An arch metaphysical mystery from Smith (The Divine Comedy of John Venner, 1992, etc.).
This is the kind of book in which Mafia goons say things like, “What we have here is text and commentary,” and when someone administers a lie detector test, he asks, “Are you in league with the dark gods?” The guy with the dark god obsession is artist Cosmo Dust (get it?), who has had painful experience with the randomness of fate: His adored wife Cathy died after eating an Easter egg laced with cyanide by an unknown maniac. At first it seems that this will be a relatively conventional story of grieving, as we meet Cosmo in Las Vegas shortly before Christmas and shortly after he’s quit his job painting a replica of the Sistine Chapel ceiling for the Golden Calf casino (get it?). His memories of Cathy tell a touching story of love and loss. It’s too bad that they lead into a convoluted saga involving a dead cocktail waitress and Cosmo’s flight from the law with a baby and a Mafia chief’s daughter—no, actually she may be Pope John Paul I’s illegitimate daughter, or maybe she’s the female Messiah that Gnostic Christians have been waiting for.
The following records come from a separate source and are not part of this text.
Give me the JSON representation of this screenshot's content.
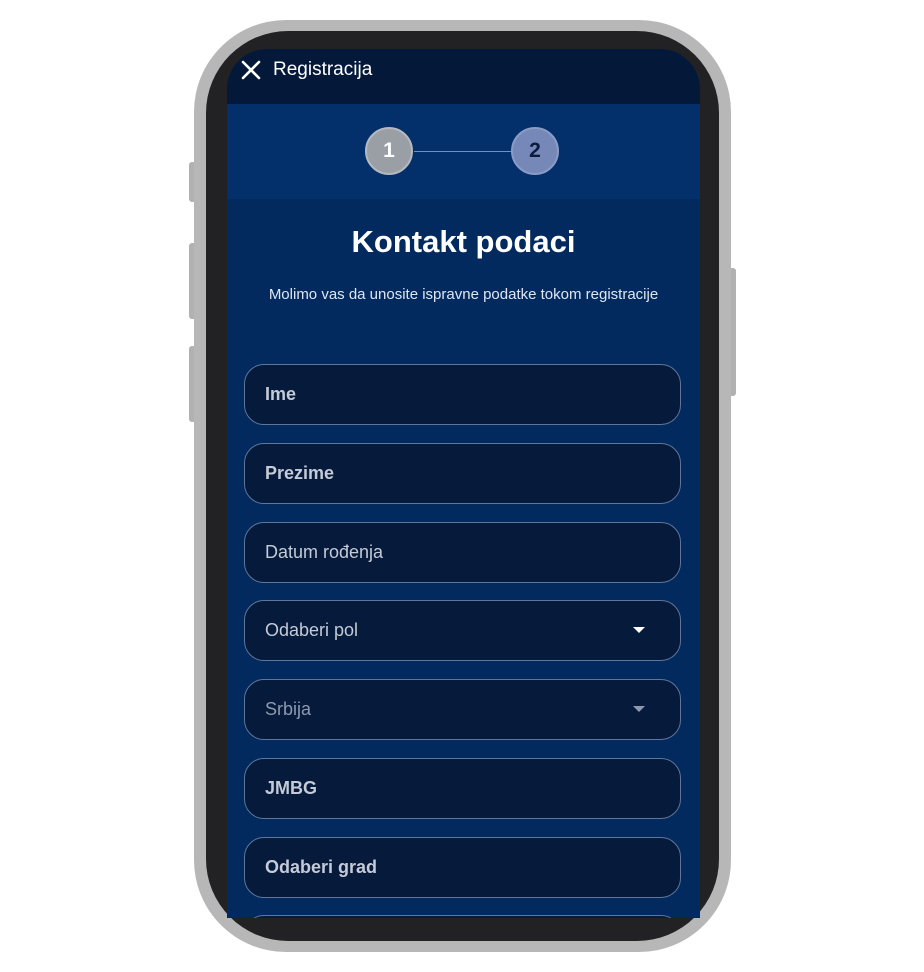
{
  "header": {
    "title": "Registracija",
    "close_icon": "close-icon"
  },
  "stepper": {
    "steps": [
      {
        "label": "1",
        "state": "completed"
      },
      {
        "label": "2",
        "state": "current"
      }
    ]
  },
  "main": {
    "title": "Kontakt podaci",
    "subtitle": "Molimo vas da unosite ispravne podatke tokom registracije"
  },
  "form": {
    "first_name": {
      "placeholder": "Ime",
      "value": ""
    },
    "last_name": {
      "placeholder": "Prezime",
      "value": ""
    },
    "birth_date": {
      "placeholder": "Datum rođenja",
      "value": ""
    },
    "gender": {
      "placeholder": "Odaberi pol",
      "value": ""
    },
    "country": {
      "value": "Srbija",
      "disabled": true
    },
    "jmbg": {
      "placeholder": "JMBG",
      "value": ""
    },
    "city": {
      "placeholder": "Odaberi grad",
      "value": ""
    }
  },
  "colors": {
    "screen_background": "#022a5e",
    "topbar_background": "#04193a",
    "stepper_background": "#032f6b",
    "field_background": "#061a3b",
    "field_border": "#5f7599",
    "step_completed": "#9a9fa6",
    "step_current": "#7588b8"
  }
}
Readers inclined to say, “huh?,” at this point are not the right audience for Smith’s mannered narrative, which really goes off the rails when characters begin talking about Earth and counter-Earth (the former moves from genuine to fake, the latter in the opposite direction) and about “intermittency,” which is “a moment when the old order is discovered again.” All this high-falutin’ chat sends Cosmo and the Pope’s daughter to the Venetian hotel’s fake Piazza San Marco, where in the novel’s most arbitrary twist, Cosmo meets the man who murdered his wife.
The author provides first a tragic and then a happy ending, relying in both cases on the readers’ emotions to give the dénouement a weight his highly artificial text has not earned.